History of ABC7

ABC7 leads the market in local news coverage with daily newscasts at 4:30 a.m., 4:00 p.m., 5:00 p.m., 6:00 p.m., and 10:00 p.m. Monday through Friday. ABC7 also offers local news on Saturday and Sunday mornings and at 5:00 p.m. and 10:00 p.m. ABC7 has been in a number one position in local news since March 1986.

ABC7 also broadcasts the leading program in national syndication, such as The Oprah Winfrey Show, Jeopardy, Inside Edition and the long, running and popular game show, Wheel of Fortune. ABC7 has also lead the local television community in producing special event programs, like the City of Chicago's Sesquicentennial Celebration and the Opening Ceremonies of the World Cup. And, each year the station produces and broadcasts six community parades, celebrating the ethnic richness and diversity of the city. ABC7 is also the official broadcast station of the Magnificent Mile Lights Festival.

Public service campaigns take a major role on ABC7, focusing on issues and concerns to Chicago area viewers, such as Operation Save A Life in cooperation with the Chicago Fire Department, anti-drug messages in cooperation with the Partnership for a Drug-Free America, announcements saluting Black History Month and Hispanic Heritage Month and a variety of fundraising, promotional messages for Multiple Sclerosis, the Boys and Girls Club and the March of Dimes.

Experimental television station W9XBK began operation in the fall of 1939, as the first television station in Chicago and the third in America. At the time the station telecast fifteen minutes per day. The program consisted solely of a newscast and a film short. Often, in the place of a test pattern, a camera was aimed at the Wrigley Building and the Chicago River. Today, there is twenty-four hour programming.

In August 1943, W9XBK obtained an FCC license and a construction permit for a commercial television station and two months later, on October 13, 1943, newly titled WBKB-TV made its debut on Ch.4. In 1948, WENR-TV/Ch.7, an ABC-owned station, signed on in Chicago.

In 1953, United Paramount Theaters, Inc., owners of the Balaban/Katz Corporation, merged with the American Broadcasting Company to form American Broadcasting-Paramount Theaters, Inc. Balaban and Katz-owned WBKB merged with WENR and then became one of the five-owned stations of the American Broadcasting Company. The FCC prohibited two stations in the same market to be owned by one company so WBKB-TV (channel 4) was sold to CBS, which renamed it WBBM-TV. WENR-TV (channel 7) was renamed WBKB-TV. WBBM-TV got old WBKB-TV's talent.
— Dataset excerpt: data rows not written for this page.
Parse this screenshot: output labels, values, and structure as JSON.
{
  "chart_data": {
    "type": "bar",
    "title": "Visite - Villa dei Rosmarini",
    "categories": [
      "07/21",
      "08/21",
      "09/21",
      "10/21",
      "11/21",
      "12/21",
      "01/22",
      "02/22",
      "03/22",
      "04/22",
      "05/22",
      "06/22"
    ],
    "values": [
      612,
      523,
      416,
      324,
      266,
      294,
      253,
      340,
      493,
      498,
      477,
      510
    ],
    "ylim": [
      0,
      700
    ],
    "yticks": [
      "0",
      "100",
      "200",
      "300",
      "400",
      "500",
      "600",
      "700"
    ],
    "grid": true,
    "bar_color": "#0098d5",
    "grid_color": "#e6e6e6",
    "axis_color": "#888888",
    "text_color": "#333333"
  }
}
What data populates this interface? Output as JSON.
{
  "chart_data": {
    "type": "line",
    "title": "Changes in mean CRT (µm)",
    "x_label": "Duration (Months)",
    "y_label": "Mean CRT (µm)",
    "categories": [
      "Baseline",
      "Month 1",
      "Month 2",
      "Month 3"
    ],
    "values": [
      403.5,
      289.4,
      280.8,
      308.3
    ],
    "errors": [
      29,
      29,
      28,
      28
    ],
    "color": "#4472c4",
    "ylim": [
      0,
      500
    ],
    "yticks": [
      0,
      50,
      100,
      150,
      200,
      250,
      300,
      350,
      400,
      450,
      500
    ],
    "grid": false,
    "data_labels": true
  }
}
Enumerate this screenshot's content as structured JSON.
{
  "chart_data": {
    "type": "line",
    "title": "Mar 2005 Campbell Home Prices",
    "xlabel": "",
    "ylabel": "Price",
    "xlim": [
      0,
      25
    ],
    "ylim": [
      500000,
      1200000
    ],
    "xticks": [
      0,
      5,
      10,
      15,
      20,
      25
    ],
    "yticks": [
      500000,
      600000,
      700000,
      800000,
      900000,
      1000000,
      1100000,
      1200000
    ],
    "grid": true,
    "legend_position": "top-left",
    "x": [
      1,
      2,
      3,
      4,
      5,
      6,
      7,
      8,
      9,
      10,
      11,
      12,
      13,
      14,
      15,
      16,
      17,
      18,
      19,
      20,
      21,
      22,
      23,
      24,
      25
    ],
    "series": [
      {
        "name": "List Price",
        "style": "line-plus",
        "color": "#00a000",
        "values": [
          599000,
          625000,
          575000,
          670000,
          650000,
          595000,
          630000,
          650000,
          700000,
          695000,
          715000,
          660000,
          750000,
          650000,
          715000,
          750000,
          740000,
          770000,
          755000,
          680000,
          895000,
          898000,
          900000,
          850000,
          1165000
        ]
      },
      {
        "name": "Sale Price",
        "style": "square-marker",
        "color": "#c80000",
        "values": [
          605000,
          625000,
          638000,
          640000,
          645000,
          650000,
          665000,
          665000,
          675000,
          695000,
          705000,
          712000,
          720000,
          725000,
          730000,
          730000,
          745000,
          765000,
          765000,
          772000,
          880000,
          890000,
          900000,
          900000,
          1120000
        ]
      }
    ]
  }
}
New WBKB-TV got old WBKB-TV's management.The combined station facilities assumed the WBKB call letters and broadcasts the signal on Ch.7. The attorney for Balaban & Katz, Leonard Goldenson, remained with the company and eventually became founder and Chairman of the Board of ABC.

In October 1968, another milestone occurred when the FCC authorized the change of call letters from WBKB-TV to WLS-TV. In 1986, Leonard Goldenson, sold the company to Capital Cities, Inc. and the new company Capital Cities/ABC became the premiere broadcasting/media company in the country. With the change in FCC regulations, more station were added to the "owned station group," which is currently made up of ten stations across the country.
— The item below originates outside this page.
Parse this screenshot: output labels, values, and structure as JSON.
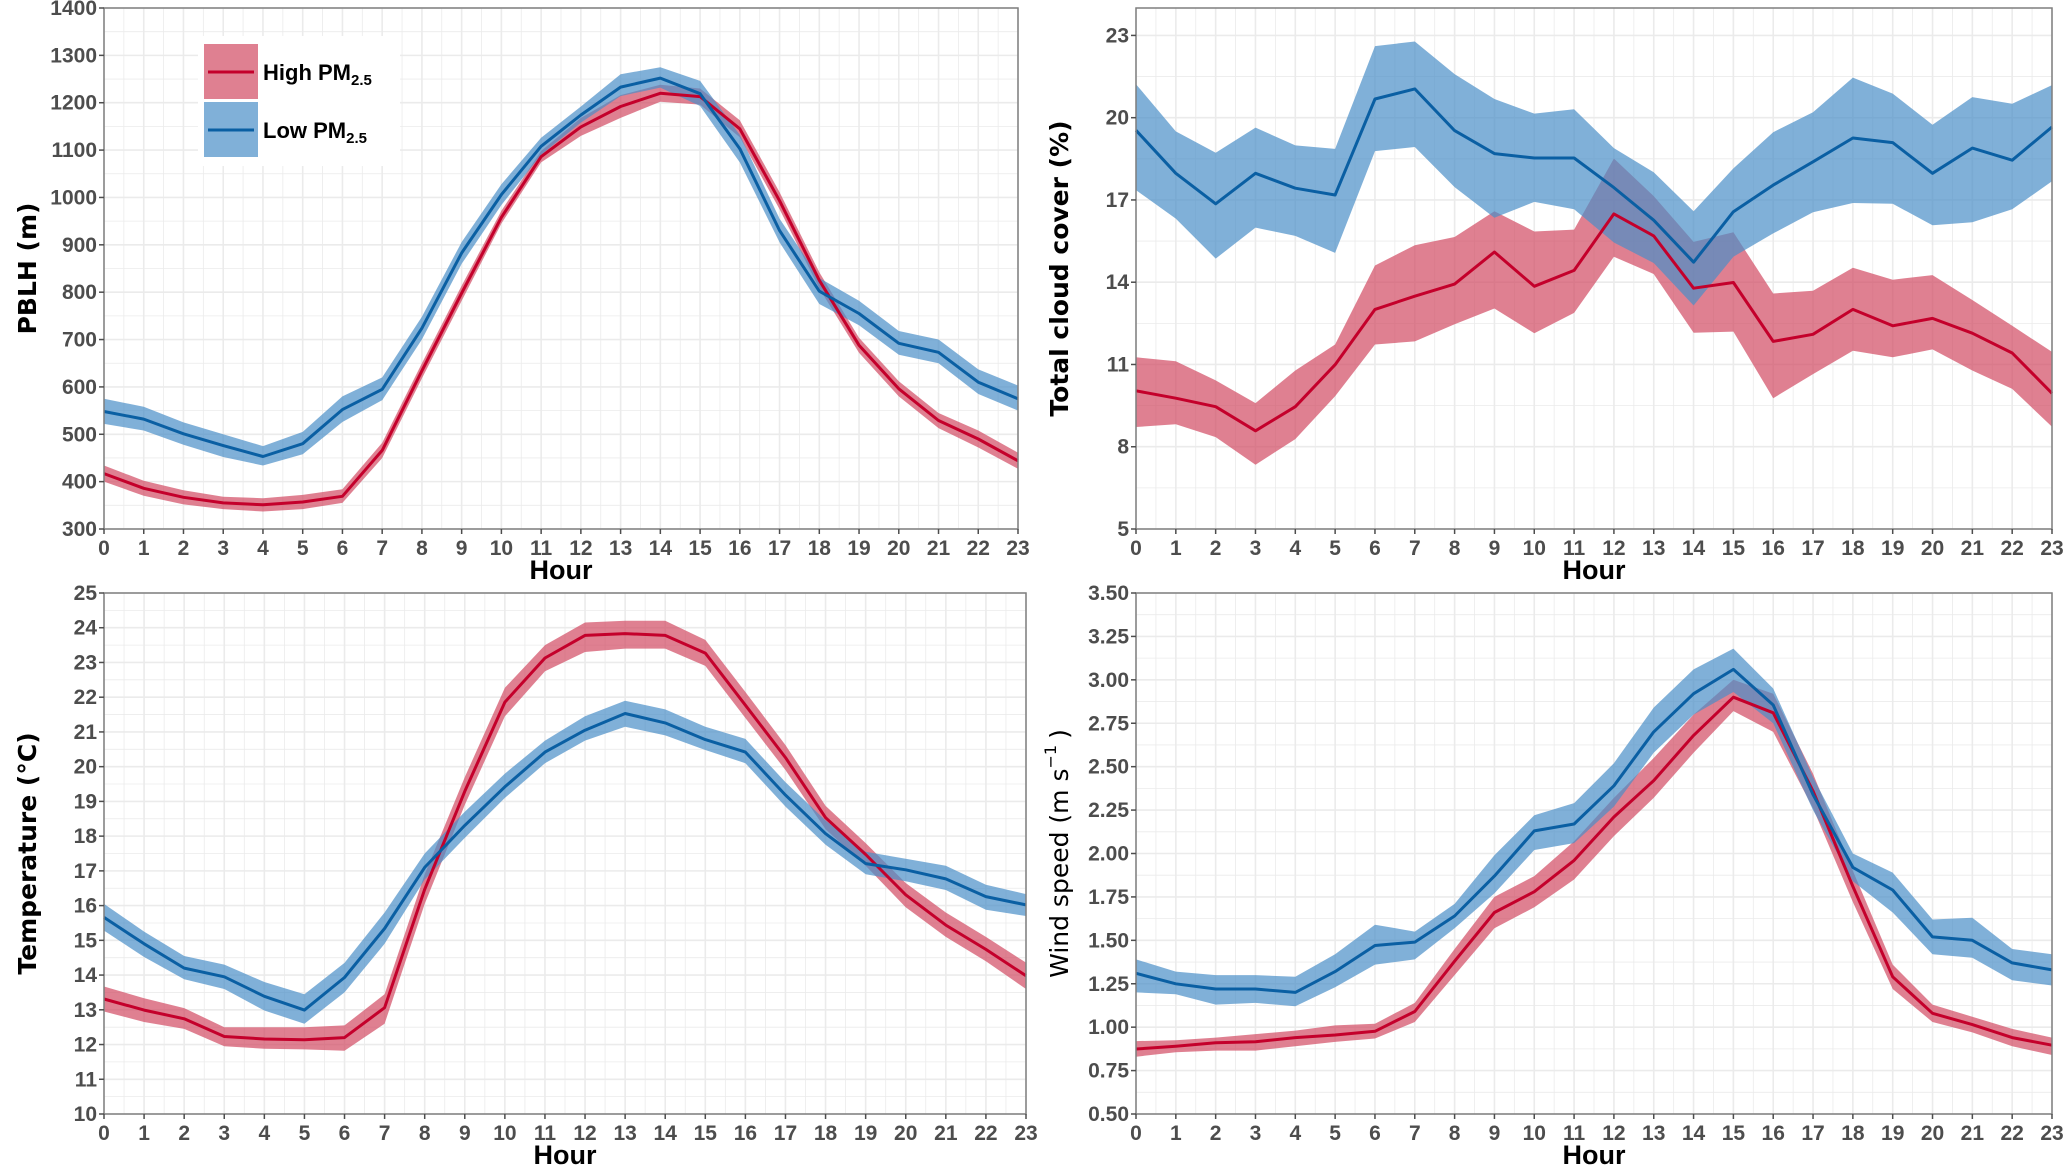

In January 1996, Capital Cities/ABC was sold to The Walt Disney Company and became the largest entertainment company in the world combining the television station division, the ABC Television Network, ABC News, publishing, radio stations and radio networks, cable and international holdings of ABC with The Walt Disney Company, a family entertainment company engaged in animated and live-action film and television production, cable and broadcast television, theme parks and resorts, character merchandise licensing, consumer product retailing and book and music publishing.